The Eagle: Would you rather have a more violent pit as opposed to people harassing you from the audience?
Pearson: No, I’m totally opposed to people being violent. It’s not what we’re all about. Obviously, not everyone can enjoy themselves if they’re getting the s—kicked out of them. I wouldn’t want to be getting the s—- kicked out of me.
The Eagle: In a recent interview with Outburn, it was mentioned that you’re working on an EP with Ipecac? How has the Locust developed on the new EP? Are there any changes? Has Mike Patton influenced the production at all?
Pearson: We’re still writing it, so it’s pretty far off. I don’t think that he’ll [Mike Patton] help produce it. He’s kind of more into digital recording and stuff, and we’re more into analogue. It doesn’t mean we wouldn’t work with him musically.
He’s definitely an interesting cat and we’d love to have him around when the time comes.
The Eagle: Have you seen a significant change in the size of your audience since the release of “Plague Soundscapes?”
Pearson: Yeah, the size has been better, more people and whatever, but we did a tour with the Yeah Yeah Yeahs and now a tour with the Dillinger Escape Plan, so obviously when you team up with a larger band, it makes it a larger show. So I think if we went out on our own again we’d have to see where we are. I think that with our new album and being on a new label that we’ve gotten a bigger audience and a more diverse audience, and I think that that’s good.

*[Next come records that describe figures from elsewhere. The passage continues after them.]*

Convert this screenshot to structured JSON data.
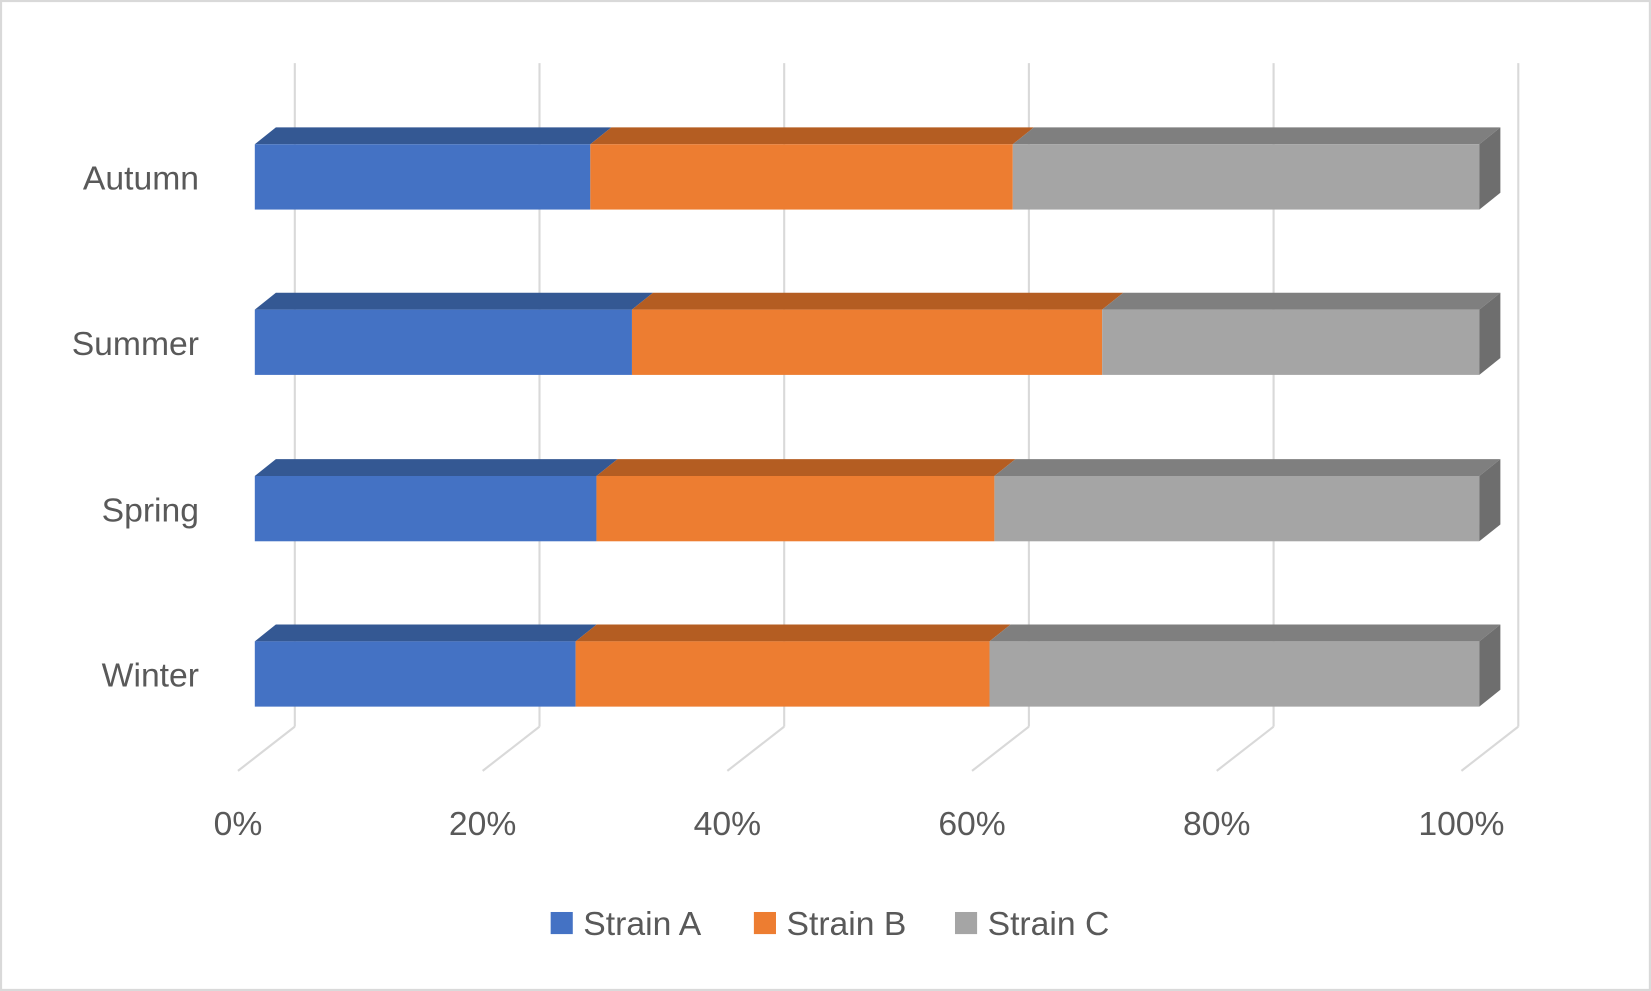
{
  "chart_data": {
    "type": "bar",
    "orientation": "horizontal",
    "stacked": "percent",
    "style": "3d",
    "title": "",
    "xlabel": "",
    "ylabel": "",
    "categories": [
      "Winter",
      "Spring",
      "Summer",
      "Autumn"
    ],
    "series": [
      {
        "name": "Strain A",
        "color": "#4472C4",
        "top_color": "#345893",
        "values": [
          26.2,
          27.9,
          30.8,
          27.4
        ]
      },
      {
        "name": "Strain B",
        "color": "#ED7D31",
        "top_color": "#B45D22",
        "values": [
          33.8,
          32.5,
          38.4,
          34.5
        ]
      },
      {
        "name": "Strain C",
        "color": "#A5A5A5",
        "top_color": "#7F7F7F",
        "values": [
          40.0,
          39.6,
          30.8,
          38.1
        ]
      }
    ],
    "xlim": [
      0,
      100
    ],
    "x_ticks": [
      "0%",
      "20%",
      "40%",
      "60%",
      "80%",
      "100%"
    ],
    "grid": true,
    "legend_position": "bottom"
  }
}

The Eagle: Have you seen a change in the demographics in the audience?
Pearson: Yeah, it’s really nice. There’s just like average kind of people, not like people from some certain hardcore music scene. It’s just people that are generally interested in music and not just stupid scene politics. It’s nice; I think they appreciate the band more. They’re not heckling us or trying to fight us or anything. It makes for a better situation. We’re getting less of an aggressive crowd.

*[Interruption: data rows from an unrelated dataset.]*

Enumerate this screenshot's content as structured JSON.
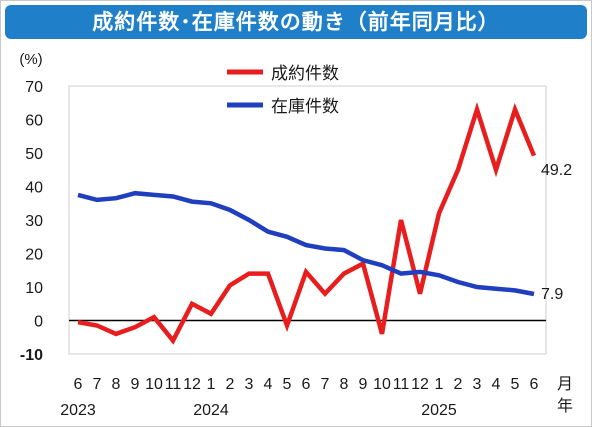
{
  "page": {
    "title": "成約件数･在庫件数の動き（前年同月比）"
  },
  "colors": {
    "title_bg": "#1f7fc8",
    "contract": "#e81e1e",
    "inventory": "#1f3fbf",
    "negative_tick": "#e81e1e"
  },
  "chart_data": {
    "type": "line",
    "ylabel": "(%)",
    "ylim": [
      -10,
      70
    ],
    "yticks": [
      70,
      60,
      50,
      40,
      30,
      20,
      10,
      0,
      -10
    ],
    "reference_line": 0,
    "x_month_unit": "月",
    "x_year_unit": "年",
    "x": [
      "2023-06",
      "2023-07",
      "2023-08",
      "2023-09",
      "2023-10",
      "2023-11",
      "2023-12",
      "2024-01",
      "2024-02",
      "2024-03",
      "2024-04",
      "2024-05",
      "2024-06",
      "2024-07",
      "2024-08",
      "2024-09",
      "2024-10",
      "2024-11",
      "2024-12",
      "2025-01",
      "2025-02",
      "2025-03",
      "2025-04",
      "2025-05",
      "2025-06"
    ],
    "month_labels": [
      "6",
      "7",
      "8",
      "9",
      "10",
      "11",
      "12",
      "1",
      "2",
      "3",
      "4",
      "5",
      "6",
      "7",
      "8",
      "9",
      "10",
      "11",
      "12",
      "1",
      "2",
      "3",
      "4",
      "5",
      "6"
    ],
    "year_labels": [
      {
        "index": 0,
        "label": "2023"
      },
      {
        "index": 7,
        "label": "2024"
      },
      {
        "index": 19,
        "label": "2025"
      }
    ],
    "legend": {
      "placement": "top-center"
    },
    "series": [
      {
        "name": "成約件数",
        "color": "#e81e1e",
        "values": [
          -0.5,
          -1.5,
          -4,
          -2,
          1,
          -6,
          5,
          2,
          10.5,
          14,
          14,
          -1.5,
          14.5,
          8,
          14,
          17,
          -4,
          30,
          8,
          32,
          45,
          63,
          45,
          63,
          49.2
        ],
        "end_label": "49.2"
      },
      {
        "name": "在庫件数",
        "color": "#1f3fbf",
        "values": [
          37.5,
          36,
          36.5,
          38,
          37.5,
          37,
          35.5,
          35,
          33,
          30,
          26.5,
          25,
          22.5,
          21.5,
          21,
          18,
          16.5,
          14,
          14.5,
          13.5,
          11.5,
          10,
          9.5,
          9,
          7.9
        ],
        "end_label": "7.9"
      }
    ]
  }
}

The Eagle: When and why was the decision to make costume changes made?
Pearson: The uniforms! I think we just wanted to do something different, something new. Keep it interesting. They are really sterile looking, I feel like a doctor or something. It reminds me of that movie, “THX 1138,” this old science fiction movie. It has a very campy feel to it.
The Eagle: Where do your political opinions stem from?
Pearson: I think all of us grew up with that kind of horror and science fiction stuff ... and a lot of it has political and social undertones and stuff. If you think of stuff like “Star Trek” and later “Star Trek” and the whole “Star Wars” trilogy all of it is very politically driven. [Also], living in San Diego is where a lot of it comes from. It’s a really conservative city, and there’s a lot of things dealing with border issues - we’re 10 minutes from Mexico - there’s a lot of blatantly racist stuff going on. It’s a tourist city so there’s not really a platform and a welcoming for arts unless it’s bourgeoisie art for yuppies. For a lot of the kids and a lot of the artists there, they would find the most obscure platforms to show their art. We filmed a video in a sewer where they used to always have shows. People would climb down these tunnels underneath the freeway, rent a generator and have these shows. The whole political structure of where we live and the geographical location really makes for an aggressive feel. It’s hard to explain because I feel like there’s no opening for people to go and play a show or be active politically ... We could all go to Berkley, Calif., and have everything be awesome and cool, but we’d rather change it [our local scene].